Des attentes qui devraient en effrayer certains alors que Thierry Solère, député Les Républicains en charge de l'organisation de ce vote, estime que tous les candidats ne se lanceront pas forcément dans la course. "Je veux rassurer, ce n'est pas parce qu'on dit qu'on sera candidat qu'on le sera vraiment", a-t-il assuré au micro de RFI.

Les têtes du parti se montrent

À l'heure actuelle, dix élus de droite ont officialisé leur candidature. François Fillon a été le premier à se lancer dès 2013. De son côté, Jean-François Copé a confirmé sa présence dans cette course électorale dimanche 14 février sur le JT de France 2. S'estimant sorti de l'affaire Bygmalion, l'ancien patron de l'UMP a décidé d'enfiler de nouveau son costume de politique après 18 mois de silence médiatique depuis sa démission de la présidence du parti en mai 2014.

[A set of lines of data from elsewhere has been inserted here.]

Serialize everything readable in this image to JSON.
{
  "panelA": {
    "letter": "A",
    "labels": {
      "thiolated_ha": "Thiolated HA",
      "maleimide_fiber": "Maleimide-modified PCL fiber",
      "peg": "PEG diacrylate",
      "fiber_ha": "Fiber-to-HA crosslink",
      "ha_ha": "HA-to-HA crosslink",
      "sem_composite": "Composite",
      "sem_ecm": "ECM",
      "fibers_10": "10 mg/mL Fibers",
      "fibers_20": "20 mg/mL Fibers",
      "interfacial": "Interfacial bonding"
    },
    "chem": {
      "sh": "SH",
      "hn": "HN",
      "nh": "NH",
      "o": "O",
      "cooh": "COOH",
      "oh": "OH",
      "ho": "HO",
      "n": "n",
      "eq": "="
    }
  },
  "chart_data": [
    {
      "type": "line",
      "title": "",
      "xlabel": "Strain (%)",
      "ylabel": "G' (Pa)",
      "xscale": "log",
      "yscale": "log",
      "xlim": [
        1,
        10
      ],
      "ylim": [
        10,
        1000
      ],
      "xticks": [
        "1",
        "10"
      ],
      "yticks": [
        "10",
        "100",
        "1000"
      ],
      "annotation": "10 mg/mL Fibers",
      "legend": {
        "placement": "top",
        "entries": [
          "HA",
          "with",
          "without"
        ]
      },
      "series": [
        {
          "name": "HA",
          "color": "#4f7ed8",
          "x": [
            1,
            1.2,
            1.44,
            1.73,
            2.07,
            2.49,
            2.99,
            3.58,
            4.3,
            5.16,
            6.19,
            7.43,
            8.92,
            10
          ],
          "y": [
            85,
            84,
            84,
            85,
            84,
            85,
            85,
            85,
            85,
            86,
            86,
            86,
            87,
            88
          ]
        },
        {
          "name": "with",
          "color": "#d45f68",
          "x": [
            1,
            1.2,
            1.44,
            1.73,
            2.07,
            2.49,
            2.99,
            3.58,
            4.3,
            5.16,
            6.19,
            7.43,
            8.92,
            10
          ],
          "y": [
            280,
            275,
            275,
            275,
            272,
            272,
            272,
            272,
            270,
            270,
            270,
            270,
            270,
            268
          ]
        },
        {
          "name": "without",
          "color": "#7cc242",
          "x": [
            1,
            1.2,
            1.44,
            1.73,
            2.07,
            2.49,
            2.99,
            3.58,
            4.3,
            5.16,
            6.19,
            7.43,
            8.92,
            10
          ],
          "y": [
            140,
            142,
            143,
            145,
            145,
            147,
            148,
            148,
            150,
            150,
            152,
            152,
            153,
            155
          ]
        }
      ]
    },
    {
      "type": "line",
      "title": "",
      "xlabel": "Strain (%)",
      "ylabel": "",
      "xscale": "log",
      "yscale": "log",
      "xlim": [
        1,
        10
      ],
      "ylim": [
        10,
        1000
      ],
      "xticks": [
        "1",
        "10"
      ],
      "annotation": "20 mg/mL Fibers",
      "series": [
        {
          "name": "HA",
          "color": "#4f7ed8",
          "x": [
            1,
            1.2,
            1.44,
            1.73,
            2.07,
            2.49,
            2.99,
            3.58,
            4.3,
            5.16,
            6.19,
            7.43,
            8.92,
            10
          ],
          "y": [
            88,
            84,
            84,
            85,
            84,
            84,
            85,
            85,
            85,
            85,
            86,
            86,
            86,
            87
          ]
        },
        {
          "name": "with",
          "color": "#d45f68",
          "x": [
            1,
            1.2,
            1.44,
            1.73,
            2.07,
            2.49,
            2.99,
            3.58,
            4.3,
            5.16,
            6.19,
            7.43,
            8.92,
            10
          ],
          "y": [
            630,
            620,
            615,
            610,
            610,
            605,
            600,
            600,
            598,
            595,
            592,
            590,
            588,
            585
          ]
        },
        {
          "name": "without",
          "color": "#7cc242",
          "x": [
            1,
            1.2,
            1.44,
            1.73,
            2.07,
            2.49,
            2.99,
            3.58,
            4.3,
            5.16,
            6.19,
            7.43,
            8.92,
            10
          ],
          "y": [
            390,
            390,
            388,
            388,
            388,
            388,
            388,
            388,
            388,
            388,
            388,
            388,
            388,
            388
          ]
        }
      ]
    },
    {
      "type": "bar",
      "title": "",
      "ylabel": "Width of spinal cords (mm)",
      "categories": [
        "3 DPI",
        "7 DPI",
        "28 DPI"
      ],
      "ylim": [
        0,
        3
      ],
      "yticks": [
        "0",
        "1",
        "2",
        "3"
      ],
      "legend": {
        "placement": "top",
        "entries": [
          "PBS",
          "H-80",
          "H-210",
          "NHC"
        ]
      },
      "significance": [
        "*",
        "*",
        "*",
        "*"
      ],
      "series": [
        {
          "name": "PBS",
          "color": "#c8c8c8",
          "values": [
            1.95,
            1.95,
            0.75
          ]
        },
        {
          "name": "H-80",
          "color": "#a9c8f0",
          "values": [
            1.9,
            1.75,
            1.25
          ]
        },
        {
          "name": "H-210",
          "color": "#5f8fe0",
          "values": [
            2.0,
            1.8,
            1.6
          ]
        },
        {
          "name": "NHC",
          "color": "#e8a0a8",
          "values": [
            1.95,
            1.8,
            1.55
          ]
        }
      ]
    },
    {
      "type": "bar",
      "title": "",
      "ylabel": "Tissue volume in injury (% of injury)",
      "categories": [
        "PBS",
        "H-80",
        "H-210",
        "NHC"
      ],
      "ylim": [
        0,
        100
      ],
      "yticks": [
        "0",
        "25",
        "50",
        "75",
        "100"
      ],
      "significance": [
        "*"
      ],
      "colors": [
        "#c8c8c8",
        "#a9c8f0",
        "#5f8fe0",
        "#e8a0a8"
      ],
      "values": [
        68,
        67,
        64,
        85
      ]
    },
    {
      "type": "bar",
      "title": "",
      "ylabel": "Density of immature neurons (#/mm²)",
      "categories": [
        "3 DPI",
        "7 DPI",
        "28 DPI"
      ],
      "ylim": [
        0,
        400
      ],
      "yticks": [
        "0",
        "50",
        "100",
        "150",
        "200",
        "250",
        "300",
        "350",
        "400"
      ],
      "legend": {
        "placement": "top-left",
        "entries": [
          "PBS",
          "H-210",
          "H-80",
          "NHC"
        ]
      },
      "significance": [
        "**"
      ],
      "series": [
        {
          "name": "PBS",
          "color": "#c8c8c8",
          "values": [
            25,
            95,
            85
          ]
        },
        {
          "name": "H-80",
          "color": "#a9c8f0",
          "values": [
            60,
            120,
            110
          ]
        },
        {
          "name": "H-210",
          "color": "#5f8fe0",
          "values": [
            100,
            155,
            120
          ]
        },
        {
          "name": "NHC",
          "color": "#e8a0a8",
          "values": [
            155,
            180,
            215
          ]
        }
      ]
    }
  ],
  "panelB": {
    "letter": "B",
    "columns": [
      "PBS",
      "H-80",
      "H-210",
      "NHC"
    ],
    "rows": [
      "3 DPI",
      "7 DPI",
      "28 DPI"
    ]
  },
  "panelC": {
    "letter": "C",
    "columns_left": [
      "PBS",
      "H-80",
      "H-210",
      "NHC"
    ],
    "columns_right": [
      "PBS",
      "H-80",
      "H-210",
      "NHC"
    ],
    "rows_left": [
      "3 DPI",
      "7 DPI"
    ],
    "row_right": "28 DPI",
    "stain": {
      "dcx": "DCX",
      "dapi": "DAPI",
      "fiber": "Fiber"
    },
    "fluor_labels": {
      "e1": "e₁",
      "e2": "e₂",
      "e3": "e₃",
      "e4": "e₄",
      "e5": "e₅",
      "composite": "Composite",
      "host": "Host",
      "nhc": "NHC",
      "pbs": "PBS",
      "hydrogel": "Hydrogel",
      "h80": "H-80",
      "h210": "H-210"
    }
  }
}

Mais le député-maire de Meaux a encore du chemin à parcourir alors que François Fillon et Alain Juppé sont lancés depuis de longs mois dans cette course de fond. Ce dernier, ancien Premier ministre de Jacques Chirac et actuel maire de Bordeaux, domine les sondages à l'heure actuelle et fait office de grandissime favori en se positionnant notamment en faveur d'un rassemblement avec le centre. Ce dernier peut aussi se vanter d'avoir séduit un soutien de choix en recueillant les faveurs de Jean-Pierre Raffarin. Bruno Le Maire, en lice depuis le 23 février, a quant à lui des bons chiffres dans les sondages avec près de 17% d'intentions de vote fin mars 2016.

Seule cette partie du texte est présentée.